Hushidar Mortezaie was born in Tehran and immigrated to the Bay Area in 1975. He moved to NYC in 1994 for 10 years and now resides in California, living between Los Angeles and the Bay Area. Mortezaie’s work spans the mediums of textile, packaging, graphic design, painting, and radical fashion. Conceptually his work dives into the junctions of gender, politics, queerness, revolution, archive, and mass consumption through branding, propaganda, and the cult of celebrity. Mortezaie is a fashion designer, visual artist, and activist who combines these varied mediums into installation like tableaus that create a singular political pop art world of satire and artifice, reflecting the dystopia and information overload of the 21st century through elaborate detail and layering of concepts, ages, and artistic mediums. Mortezaie’s work prompted the rise of Middle Eastern style and Islamic motifs in fashion and conceptual art through his pioneer celebration of his Iranian heritage. His work has been featured in publications including Italian Vogue, Huffington Post, W magazine, on Brad Pitt in the motion picture Fight Club as well as on Sarah Jessica Parker in the TV Show Sex and the City. Singers such as Madonna, Britney Spears, and Beyonce transferred his visual messages to the masses. He created a new visual language through graphic design, fashion, and fine art to inspire a new generation of Iranian American immigrants to take pride in their culture with the hopes for the children of the new Iranian Renaissance to flourish. Mortezaie travels between Tehrangeles in West LA and his studio in Oakland, the home base for his online bazaar, Silk Road Super. He is currently working with the I.A.A.B on building a visual campaign of positivity in their court case against Trump to appeal the Muslim Ban.

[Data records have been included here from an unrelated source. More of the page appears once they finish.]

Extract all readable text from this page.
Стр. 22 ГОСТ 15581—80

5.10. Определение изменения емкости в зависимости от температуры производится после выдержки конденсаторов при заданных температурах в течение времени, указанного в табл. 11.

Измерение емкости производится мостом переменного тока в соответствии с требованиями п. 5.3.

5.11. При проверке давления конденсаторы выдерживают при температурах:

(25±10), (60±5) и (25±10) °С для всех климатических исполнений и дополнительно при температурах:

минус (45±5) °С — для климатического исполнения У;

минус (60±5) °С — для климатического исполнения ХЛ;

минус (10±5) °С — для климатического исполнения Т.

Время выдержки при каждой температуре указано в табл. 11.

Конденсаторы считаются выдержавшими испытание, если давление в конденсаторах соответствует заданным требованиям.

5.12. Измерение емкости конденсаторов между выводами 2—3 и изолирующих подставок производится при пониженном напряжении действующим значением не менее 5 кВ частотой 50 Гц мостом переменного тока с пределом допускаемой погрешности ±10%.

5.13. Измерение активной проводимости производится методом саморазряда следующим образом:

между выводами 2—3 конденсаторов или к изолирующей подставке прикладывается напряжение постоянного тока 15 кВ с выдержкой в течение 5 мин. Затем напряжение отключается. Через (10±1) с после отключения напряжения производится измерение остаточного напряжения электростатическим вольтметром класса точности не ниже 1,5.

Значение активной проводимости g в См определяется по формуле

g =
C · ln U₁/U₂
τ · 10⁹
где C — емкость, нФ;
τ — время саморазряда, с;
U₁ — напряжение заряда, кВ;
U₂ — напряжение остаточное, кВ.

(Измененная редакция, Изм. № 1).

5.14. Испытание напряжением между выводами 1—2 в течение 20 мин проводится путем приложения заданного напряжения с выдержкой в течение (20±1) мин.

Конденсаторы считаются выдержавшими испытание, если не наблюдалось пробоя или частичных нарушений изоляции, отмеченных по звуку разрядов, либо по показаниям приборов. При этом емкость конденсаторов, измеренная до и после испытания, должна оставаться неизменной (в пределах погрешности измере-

As a Gay Muslim Iranian immigrant, I use my work to stand against hate and reside in peace, sharing the complex beauty of my queer muslim and Iranian heritage to defy a media landscape plagued with loud and ill-informed, if not outright xenophobic personalities who live to condemn what they don’t understand and spawn endless tropes and stereotypes. I use those stereotypes and reflect them back in pride as armor to challenge the western lens. Growing up, my father introduced activism as a basic tenet of life, social justice has been a part of my upbringing and daily living…not just my creative practice. My work resides in hope. A shared hope with the goal to share a better understanding of historical and contemporary cultural collisions like imbalances of power between developed and developing nations, the consequences of colonialism, and the negative effect of mainstream media portrayals on immigrant communities.
Love is Love across all genders just as beauty comes in all shades of the rainbow…Makeup not War.
Reads the Farsi surrounding the hijabi who trends as the latest fashion fad to enter the market with modest wear collections and Muslim SuperModels gracing magazine covers, once seen only as the Oppressed by both the media and many luxury designers. Muslim women have long lead the way against patriarchy and extremism from all sides and regions, the fashion world, late to the game, is just now beginning to take notice. Regardless of market modes, the hijab clad woman resides.